まず、相手の気持ちを考えずに発言してしまうことについては、望ましくない発言の例を一つずつ覚えていく方法が効果的です。ASDの方は相手の気持ちを想像することが苦手ですので、「当たり前」「何となくわかるでしょ」という説明では理解が難しい場合がほとんどです。「こんな時はどうすれば良いか?」と具体的な例を挙げ、イラストなども使いながら丁寧に説明していきましょう。例えば、

○人と話すときは50cm以上離れる(=パーソナルスペースを守る)
○授業中に先生が質問をしたときには、答えをすぐに口に出すのではなく、「分かる人は手を挙げてください」という先生の指示に従って手を挙げ、先生が「○○さん」と指名してから答える 
○挨拶を無視されたと感じたときは、聞こえていなかったのかもしれないので、少し大きな声でもう一度挨拶する。それでも挨拶が返ってこないときは、「集中している」「心配事がある」など相手に事情があるかもしれないので、過度に返事を求めない


などの例が挙げられます。言葉だけの説明だとASDのお子さまには伝わりづらいことも多いため、場面が描かれたイラストや漫画などを使いながらレクチャーしていくことになります。

通級指導教室や療育センター、放課後デイサービスなどでは、ASDなどの発達障害のお子さま向けに、こうしたソーシャル・スキル・トレーニング(SST)と呼ばれる療育を受けることができます。ご家庭だけでソーシャル・スキル・トレーニングを行うのは難しい場合も多いと思いますので、これらの制度や施設を積極的に活用していただければと思います。

金銭的なトラブルについては、「他人にお金は貸さない/渡さない」というルールを作り、もし困ったことがあれば必ず大人に相談するように伝えましょう。またその際、保護者さまはいつもお子さまの味方であり、どんなことでも相談してほしいこと、何があってもお子さまを守ることを併せて伝えましょう。

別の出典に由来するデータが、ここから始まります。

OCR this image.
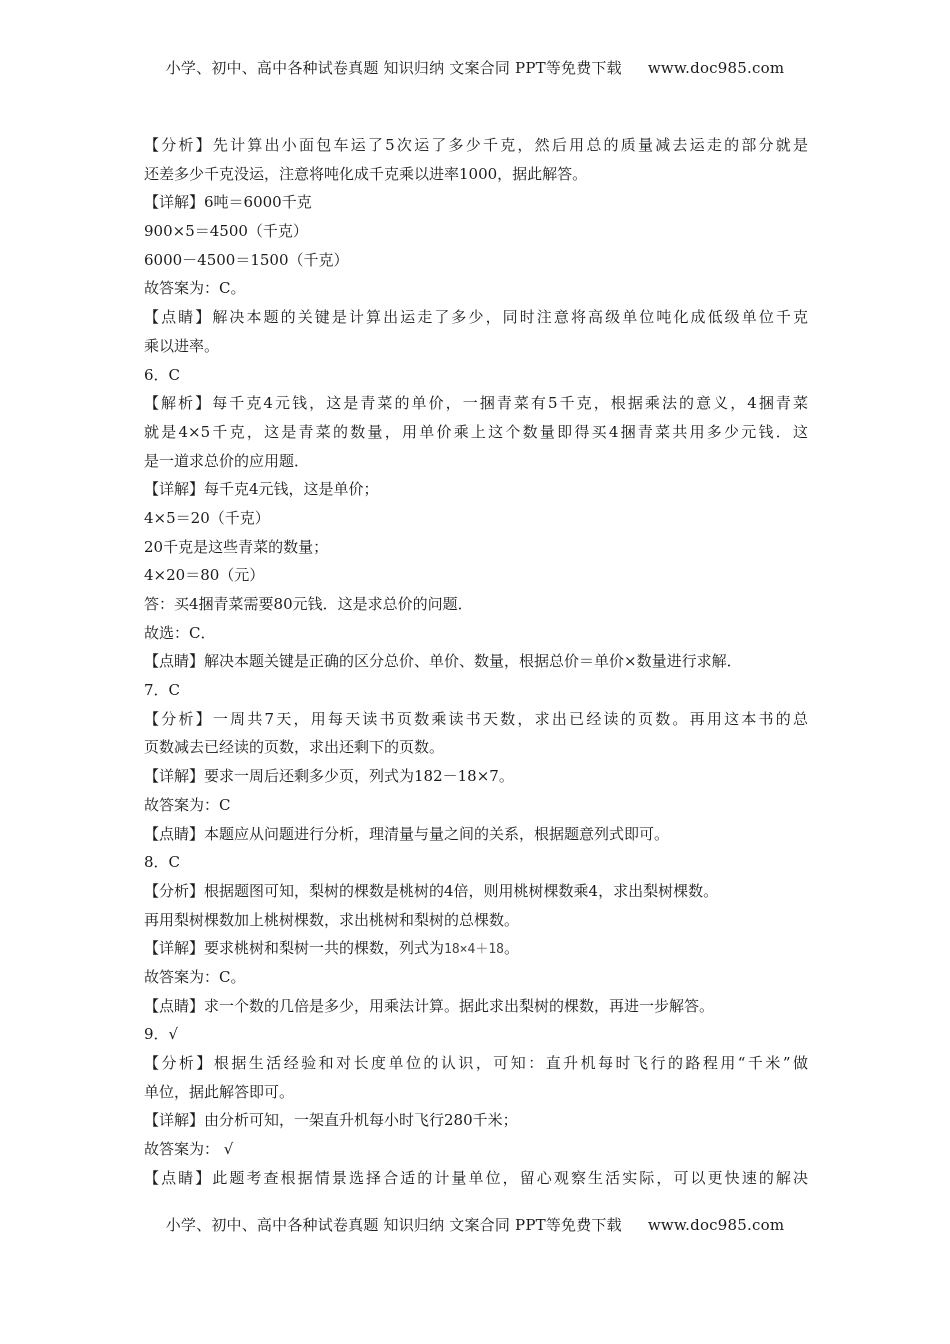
小学、初中、高中各种试卷真题 知识归纳 文案合同 PPT等免费下载 www.doc985.com
【分析】先计算出小面包车运了5次运了多少千克，然后用总的质量减去运走的部分就是
还差多少千克没运，注意将吨化成千克乘以进率1000，据此解答。
【详解】6吨＝6000千克
900×5＝4500（千克）
6000－4500＝1500（千克）
故答案为：C。
【点睛】解决本题的关键是计算出运走了多少，同时注意将高级单位吨化成低级单位千克
乘以进率。
6．C
【解析】每千克4元钱，这是青菜的单价，一捆青菜有5千克，根据乘法的意义，4捆青菜
就是4×5千克，这是青菜的数量，用单价乘上这个数量即得买4捆青菜共用多少元钱．这
是一道求总价的应用题．
【详解】每千克4元钱，这是单价；
4×5＝20（千克）
20千克是这些青菜的数量；
4×20＝80（元）
答：买4捆青菜需要80元钱．这是求总价的问题．
故选：C．
【点睛】解决本题关键是正确的区分总价、单价、数量，根据总价＝单价×数量进行求解．
7．C
【分析】一周共7天，用每天读书页数乘读书天数，求出已经读的页数。再用这本书的总
页数减去已经读的页数，求出还剩下的页数。
【详解】要求一周后还剩多少页，列式为182－18×7。
故答案为：C
【点睛】本题应从问题进行分析，理清量与量之间的关系，根据题意列式即可。
8．C
【分析】根据题图可知，梨树的棵数是桃树的4倍，则用桃树棵数乘4，求出梨树棵数。
再用梨树棵数加上桃树棵数，求出桃树和梨树的总棵数。
【详解】要求桃树和梨树一共的棵数，列式为18×4＋18。
故答案为：C。
【点睛】求一个数的几倍是多少，用乘法计算。据此求出梨树的棵数，再进一步解答。
9．√
【分析】根据生活经验和对长度单位的认识，可知：直升机每时飞行的路程用“千米”做
单位，据此解答即可。
【详解】由分析可知，一架直升机每小时飞行280千米；
故答案为： √
【点睛】此题考查根据情景选择合适的计量单位，留心观察生活实际，可以更快速的解决
小学、初中、高中各种试卷真题 知识归纳 文案合同 PPT等免费下载 www.doc985.com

さらにASDのお子さまの場合は、性的な被害にあったり、逆に加害者になったりする場合もあります。上手く言いくるめられて性的な行為をさせられたり、相手が自分に好意を持っていると思い込んで一方的にアプローチしてしまったりするなどのケースです。こうしたケースを未然に防ぐためには、「自分の身体は自分のものであり、むやみに人に見せたり触らせたりするものではないこと」「相手にとってもそれは同じであり、合意が無いのに他人の身体に触れてはいけないこと」などをご家庭でもお子さまが小さいうちから話せるようにしておきましょう。ご家庭でこうしたお話をするのが難しいと感じる場合は、『プライベートゾーン』『性的合意』といったキーワードで検索すれば様々な書籍や動画を見つけることができますので、お子さまの発達段階や特性に合ったコンテンツを活用すると良いでしょう。